Rusk and Burleson launched attacks at the front and rear of the warrior
position, but the action was indecisive. Darkness soon fell, and Chief Bowl
fell back to a position in a wooded ravine, near the headwaters of the Neches
in Van Zandt County.
.JPG)
The Texas force pursued at dawn, and when the Indian
position was located, a three-pronged attack was launched. Among the Texan
leadership were David G. Burnet and Albert Sidney Johnston, serving the Republic
respectively as vice-president and secretary of war. Cherokee raiders nearly
succeeded in stampeding the Texas horse herd, before another major assault
dislodged the warriors, who scattered into the woods. Chief Bowl was the last
Cherokee to leave the field, riding away with a wound in the thigh. But his
horse was shot down, and when Bowl tried to limp away, he was struck in the
back. Defiantly he sat up to face his attackers. An officer walked over to give
a merciless
coupe de grace, firing a
pistol ball into the back of his head. The rationale of the attacker was that
the twice-wounded old man had not surrendered nor asked for quarter, and he was
still armed – with the sword that was a gift from Sam Houston.

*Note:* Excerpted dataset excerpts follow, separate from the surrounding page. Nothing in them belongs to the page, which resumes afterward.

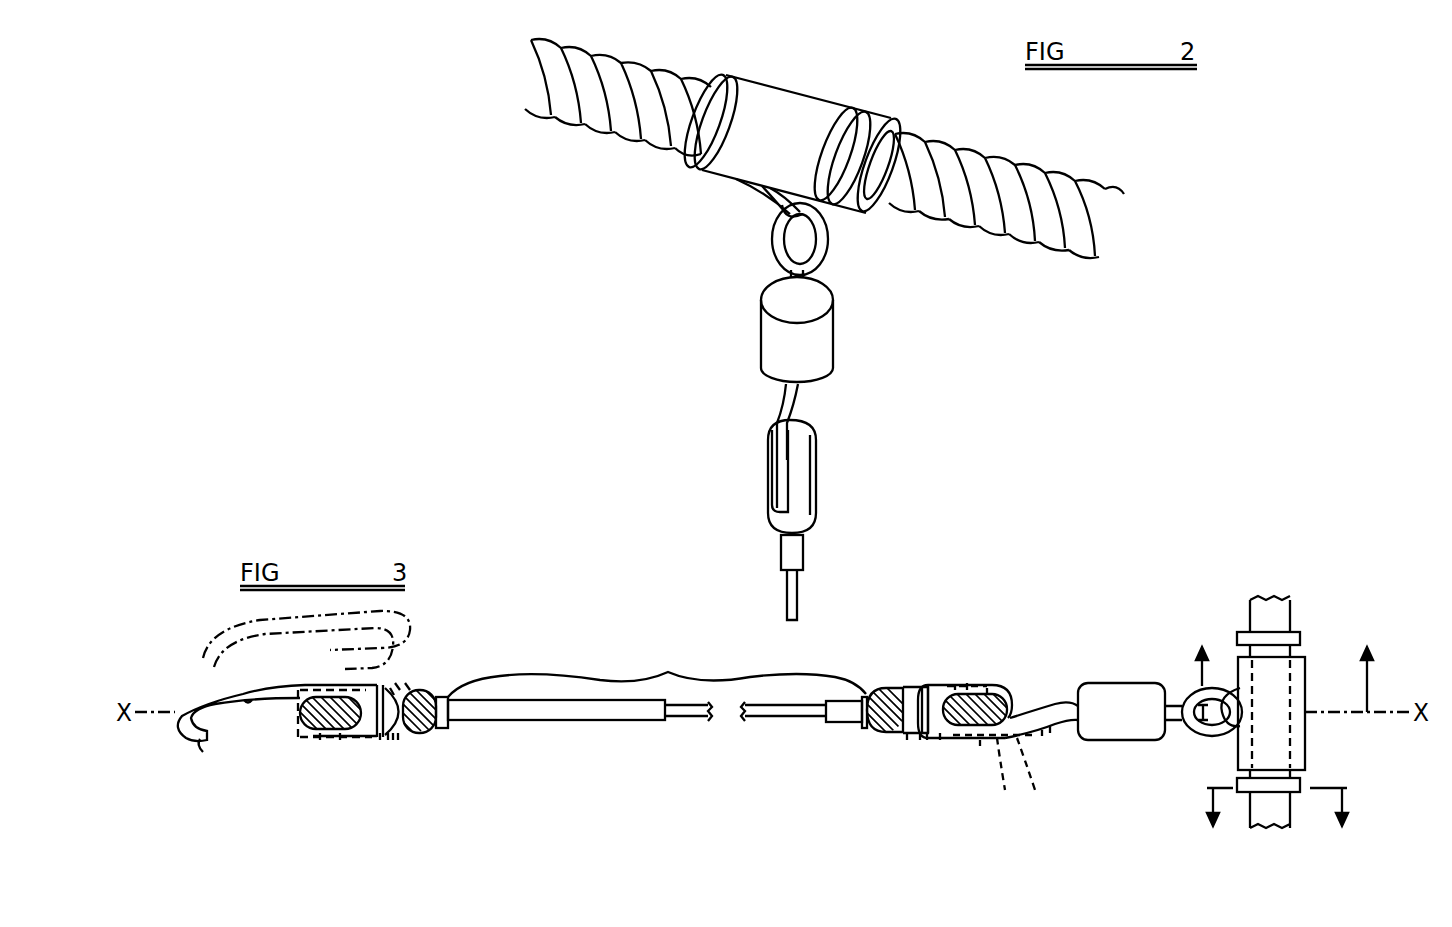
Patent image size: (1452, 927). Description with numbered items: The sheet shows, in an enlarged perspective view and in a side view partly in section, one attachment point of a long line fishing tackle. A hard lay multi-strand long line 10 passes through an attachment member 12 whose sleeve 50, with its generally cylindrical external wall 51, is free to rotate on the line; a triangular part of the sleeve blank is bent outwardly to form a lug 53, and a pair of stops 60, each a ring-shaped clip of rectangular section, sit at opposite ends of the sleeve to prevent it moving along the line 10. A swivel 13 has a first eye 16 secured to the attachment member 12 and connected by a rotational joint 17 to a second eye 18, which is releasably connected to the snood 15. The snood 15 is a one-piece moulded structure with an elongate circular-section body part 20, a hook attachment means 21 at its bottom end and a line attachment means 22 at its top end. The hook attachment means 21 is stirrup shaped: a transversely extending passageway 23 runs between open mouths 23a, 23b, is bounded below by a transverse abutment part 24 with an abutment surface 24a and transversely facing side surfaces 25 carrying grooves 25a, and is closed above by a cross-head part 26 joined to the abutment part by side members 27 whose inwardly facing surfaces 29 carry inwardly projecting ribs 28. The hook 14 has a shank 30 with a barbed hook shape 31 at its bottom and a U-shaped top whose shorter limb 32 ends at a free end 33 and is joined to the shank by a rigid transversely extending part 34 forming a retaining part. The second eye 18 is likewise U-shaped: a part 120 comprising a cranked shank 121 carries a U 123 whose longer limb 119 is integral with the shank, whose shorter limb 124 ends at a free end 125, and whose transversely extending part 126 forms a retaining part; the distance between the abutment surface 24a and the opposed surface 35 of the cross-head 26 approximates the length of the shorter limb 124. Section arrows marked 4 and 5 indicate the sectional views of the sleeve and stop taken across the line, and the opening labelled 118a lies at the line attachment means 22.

In FIG. 2, the long line 10 is at (1012, 163).
In FIG. 2, the attachment member 12 is at (792, 127).
In FIG. 3, the attachment member 12 is at (1304, 712).
In FIG. 2, the swivel 13 is at (787, 326).
In FIG. 3, the swivel 13 is at (1130, 733).
In FIG. 3, the hook 14 is at (202, 696).
In FIG. 2, the snood 15 is at (788, 564).
In FIG. 3, the snood 15 is at (702, 731).
In FIG. 2, the first eye 16 is at (823, 255).
In FIG. 3, the first eye 16 is at (1200, 733).
In FIG. 2, the rotational joint 17 is at (830, 362).
In FIG. 3, the rotational joint 17 is at (1120, 685).
In FIG. 2, the second eye 18 is at (773, 416).
In FIG. 3, the second eye 18 is at (600, 722).
In FIG. 2, the body part 20 is at (808, 545).
In FIG. 3, the body part 20 is at (657, 687).
In FIG. 3, the hook attachment means 21 is at (438, 689).
In FIG. 2, the line attachment means 22 is at (818, 513).
In FIG. 3, the line attachment means 22 is at (875, 689).
In FIG. 3, the passageway 23 is at (412, 680).
In FIG. 3, the open mouth 23a is at (407, 683).
In FIG. 3, the open mouth 23b is at (400, 737).
In FIG. 3, the transverse abutment part 24 is at (288, 703).
In FIG. 3, the abutment surface 24a is at (380, 737).
In FIG. 3, the side surface 25 is at (303, 690).
In FIG. 3, the groove 25a is at (317, 690).
In FIG. 3, the cross-head part 26 is at (372, 690).
In FIG. 3, the side member 27 is at (395, 737).
In FIG. 3, the rib 28 is at (388, 737).
In FIG. 3, the inwardly facing surface 29 is at (392, 690).
In FIG. 3, the shank 30 is at (250, 702).
In FIG. 3, the barbed hook shape 31 is at (203, 741).
In FIG. 3, the shorter limb 32 is at (340, 740).
In FIG. 3, the free end 33 is at (320, 738).
In FIG. 3, the transversely extending part 34 is at (397, 683).
In FIG. 3, the opposed surface 35 is at (403, 737).
In FIG. 2, the sleeve 50 is at (803, 98).
In FIG. 3, the sleeve 50 is at (1303, 733).
In FIG. 2, the external wall 51 is at (766, 120).
In FIG. 3, the lug 53 is at (1227, 747).
In FIG. 3, the stop 60 is at (1302, 638).
In FIG. 3, the opening 118a is at (965, 685).
In FIG. 3, the longer limb 119 is at (980, 744).
In FIG. 3, the part 120 is at (1050, 728).
In FIG. 3, the shank 121 is at (1042, 733).
In FIG. 3, the U 123 is at (928, 736).
In FIG. 3, the shorter limb 124 is at (957, 685).
In FIG. 3, the free end 125 is at (987, 688).
In FIG. 3, the transversely extending part 126 is at (920, 733).
In FIG. 3, the section line 4 is at (1284, 668).
In FIG. 3, the section line 5 is at (1277, 822).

There were at least 100 Indian casualties, while five Texans
were killed and two dozen wounded. The
Cherokee survivors and their allies retreated beyond the Red River into Indian
Territory. The American Indian Cultural Society identified 13 tribes that
contributed warriors to the Battle of the Neches: Cherokee, Shawnee, Delaware, Kickapoo,
Quapaw, Choctaw, Biloxi, Ioni, Caddo, Alabama, Coushatta, Tahocullake, and
Mataquo.
To find the battlefield, Karon and I drove west on Highway
64 out of Tyler. Ten miles past Loop 323 a sign on the right side of the
highway indicated that we should turn right at the next road. We followed this
blacktop for 2.5 miles, then a sign indicated a turn to the right on a dirt
road. At the end of this road is a parking area, and from there we followed a path
about 200 yards to the state marker. The wooded path was lined with stones,
each of which carries the name of a tribe which participated in the battle. The
site is secluded and, for history buffs, well worth a visit.